Kamis, 12 Desember 2013

Diam

Kau pasti tak tahu apa yang kulakukan kini
Ketika mentari pun masih lelap dalam mimpi
Masih seperti hari kemarin, menantimu hadir di sini
Walau tak pernah kau sadari

Tak mungkin aku yang terlebih dulu menyapa
Lidahku terlalu kelu untuk sekedar menyebut nama
Dan kau terlalu tinggi untuk kujaga
Namun tetap saja, terima kasih pernah ada
Walau tak pernah menyadari, aku pun ada

Aku meletakkan note book ketika kau akhirnya datang, berlari-lari kecil menyusuri jalanan di antara peluk pepohonan taman. Aku tetap mengamati, duduk bersanggahkan kursi besi, beberapa meter dari tubuh tegapmu yang kini melakukan stretching di seberang. Masih dengan setumpuk harapan yang sama dari hari ke hari, agar kau bisa menoleh dan sadar akan hadirku.
Setiap hari, bahkan ketika embun masih menguasai mulut dedaunan, aku selalu di sini. Tak usah menanyakan sejak kapan, bahkan angka-angka yang berbaris pada penanggalan tak mampu menjabarkan. Dan kau, alasan keberadaanku tak sedikit pun menyadarinya. Tak apa, asal sosokmu bisa kunikmati saja.
Kubuka lagi lembar demi lembar pada buku catatan mini yang menjadi objek segala curahan hati selama ini, yang hanya kutulis tanpa bisa kuungkapkan—sampai kapan jua. Pada lembar pertama, ada setitik noda yang membuat satu kata di sana menjadi buram. Noda bekas air mata yang kulepas untuk seseorang yang bahkan tak kutahu namanya.

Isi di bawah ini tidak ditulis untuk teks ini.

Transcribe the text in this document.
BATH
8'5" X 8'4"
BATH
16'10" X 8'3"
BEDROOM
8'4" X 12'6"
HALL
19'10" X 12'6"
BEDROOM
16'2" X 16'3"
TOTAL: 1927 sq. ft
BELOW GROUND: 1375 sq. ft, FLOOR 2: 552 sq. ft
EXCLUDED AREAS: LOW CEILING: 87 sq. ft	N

Sebelumnya, aku tak pernah berani untuk jatuh cinta
Untuk apa membiarkan diri jatuh, sementara tak ada yang menyambut?
Sia-sia
Aku terlalu takut jika ada yang menyadari perasaanku nanti
Takut ia akan menanyakan sesuatu tentang hati

Bagaimana aku bisa menjawab pada akhirnya?
Bagaimana jika ia menyadari aku bahkan tak bisa untuk sekedar melafalkan namaku sendiri?
Bagaimana jika ia tak beda dengan lelaki lain, pergi begitu saja?

Karena itu, aku tak pernah berani untuk jatuh cinta
Karena itu juga, tak apa jika kau tak pernah menyadari hadir
Agar aku tak susah-susah meladenimu nanti
Dengan bibir yang tak akan menyapa—bahkan tak bisa sekedar mengucap nama
Bahagiaku cukup duduk di sini, menanti. Menikmati. Tanpa minta disadari.